Halka ekmek fiyatının göründüğü gibi yüksek olmadığı doğru bir şekilde anlatılmalı. Bu gün, Kocaeli’nde yaklaşık 550, Körfez’de de 27 tane fırın bulunuyor. 80’li yıllardan bu yana her önüne gelen fırın açtı ve ruhsat verildi. Körfez’de yaklaşık günlük 100 bin ekmek ihtiyacı varsa, bunu 27 fırın ve ilçe sınırları dışından gelen fırınlar sağlıyor. Aslında, biz bu 27 fırınla 200 bin ekmek üretebilecek kapasitemiz var. Buna rağmen, fırınlar yüzde 55-60 oranında atıl kapasite ile çalışıyor, yani yüzde 40 kapasite ancak kullanılıyor. Böyle olunca da ekmeğin maliyeti artıyor. Son zamanlarda fırın ruhsatlarında seçicilik ve kapasite düşünülmeye başladı ve yeni fırın açılışları durdu. İlçede, mevcut olan fırınlar bile günlük 5 bin ekmek üretemiyor, 2 500 adet ekmekle günü kapatıyoruz. Dışarıdan da ekmek geldiği için bu oran daha da düşüyor. Herkes fırıncının çok kazandığını sanıyor ama girdilerle, maliyetle mücadele ediyoruz. 10 bin ekmek üretebilecek kapasitede olan bir fırın 4 bin ekmek çıkartınca kar etmesi imkansız oluyor. Bugün, bir fırıncının kazanması için en az günlük 10 bin ekmek üretebilmelidir.

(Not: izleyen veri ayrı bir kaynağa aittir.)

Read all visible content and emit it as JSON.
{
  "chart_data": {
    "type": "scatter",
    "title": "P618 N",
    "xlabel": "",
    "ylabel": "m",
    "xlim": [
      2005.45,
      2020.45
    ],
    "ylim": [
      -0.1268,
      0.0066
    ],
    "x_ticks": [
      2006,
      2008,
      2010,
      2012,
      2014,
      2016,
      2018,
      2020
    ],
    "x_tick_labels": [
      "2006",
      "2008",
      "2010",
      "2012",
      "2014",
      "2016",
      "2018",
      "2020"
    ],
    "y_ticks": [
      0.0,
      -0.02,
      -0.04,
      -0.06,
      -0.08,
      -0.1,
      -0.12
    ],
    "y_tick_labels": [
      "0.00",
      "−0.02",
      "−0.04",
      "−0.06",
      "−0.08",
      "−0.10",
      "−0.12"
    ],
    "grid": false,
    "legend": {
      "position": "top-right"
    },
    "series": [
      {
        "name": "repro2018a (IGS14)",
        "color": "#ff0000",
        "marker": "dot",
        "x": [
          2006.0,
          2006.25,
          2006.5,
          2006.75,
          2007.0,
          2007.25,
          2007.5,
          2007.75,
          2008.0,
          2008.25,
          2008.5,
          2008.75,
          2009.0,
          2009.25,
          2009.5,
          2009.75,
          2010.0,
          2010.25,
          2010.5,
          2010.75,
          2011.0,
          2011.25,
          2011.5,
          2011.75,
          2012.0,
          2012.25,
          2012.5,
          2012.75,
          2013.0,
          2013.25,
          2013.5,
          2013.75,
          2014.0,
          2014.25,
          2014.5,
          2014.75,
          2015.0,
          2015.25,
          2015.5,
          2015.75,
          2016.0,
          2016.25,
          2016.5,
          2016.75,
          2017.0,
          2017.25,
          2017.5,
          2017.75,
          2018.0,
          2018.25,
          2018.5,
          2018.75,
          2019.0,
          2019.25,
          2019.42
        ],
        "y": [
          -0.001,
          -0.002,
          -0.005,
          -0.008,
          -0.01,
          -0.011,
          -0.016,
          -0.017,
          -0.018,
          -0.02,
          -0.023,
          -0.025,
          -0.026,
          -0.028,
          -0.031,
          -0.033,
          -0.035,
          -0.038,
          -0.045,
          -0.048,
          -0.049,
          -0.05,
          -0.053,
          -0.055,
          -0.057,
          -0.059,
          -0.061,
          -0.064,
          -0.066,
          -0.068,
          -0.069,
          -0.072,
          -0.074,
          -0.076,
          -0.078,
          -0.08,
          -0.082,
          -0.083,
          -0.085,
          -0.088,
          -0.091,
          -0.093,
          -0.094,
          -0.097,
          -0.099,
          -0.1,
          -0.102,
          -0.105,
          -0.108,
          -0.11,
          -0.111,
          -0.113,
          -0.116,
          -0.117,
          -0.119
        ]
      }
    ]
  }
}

Son zamanlarda, özellikle bu bölgede fırın ruhsatı verme konusunda çok dikkatli davranılarak, fırınların daha da atıl kapasiteye ulaşmaları engelleniyor. 20 yıl önce çıkan, un ve unlu mamüller anlayışı nedeniyle fırınlarda ekmek dışında ürünler de çıkartmaya ve maliyetleri düşürmeye çalıştık. Keşke buna ihtiyacımız olmasaydı ama maliyetleri kurtarmanın da başka yolu yoktu,bizler Kocaeli fırıncılar odası ve körfez fırıncılar kooperatifimizin Valilik ve Büyükşehir Belediyesi ile yapılan protokol gereği gelir düzeyi düşük vatandaşlarımıza yönelik indirimli ekmek kartı ile Kocaeli genelindeki bütün fırınlardan indirimli ekmek temin edilebilmektedir.Son zamanlarda yapılan açıklamalar ile halkta oluşan algı fırıncıların haksız ve insafsız kazanç peşine düşen ticaret erbabı gibi algılanması bizi derinden yaralamıştır.
Ekmek yiyelim mi?
Son zamanlarda televizyon programlarında ekmeğin zararlı olduğu söyleniyor. 4 yıl öncesine kadar ekmeğe çeşitli katkı maddeleri ekleniyordu. Tarım bakanlığının aldığı bir kararla ekmeğe, un, su, tuz ve mayadan başka bir şey katılmamaktadır. sıkı denetimler var ve ekmekler tamamen katkısız olarak üretiliyor. Bu nedenle ekmeği güvenerek yiyebilirsiniz. Hatta, vatandaşın gıda maddeleri için de en çok güvenerek yiyebilecekleri besin maddesi ekmektir diyebilirim.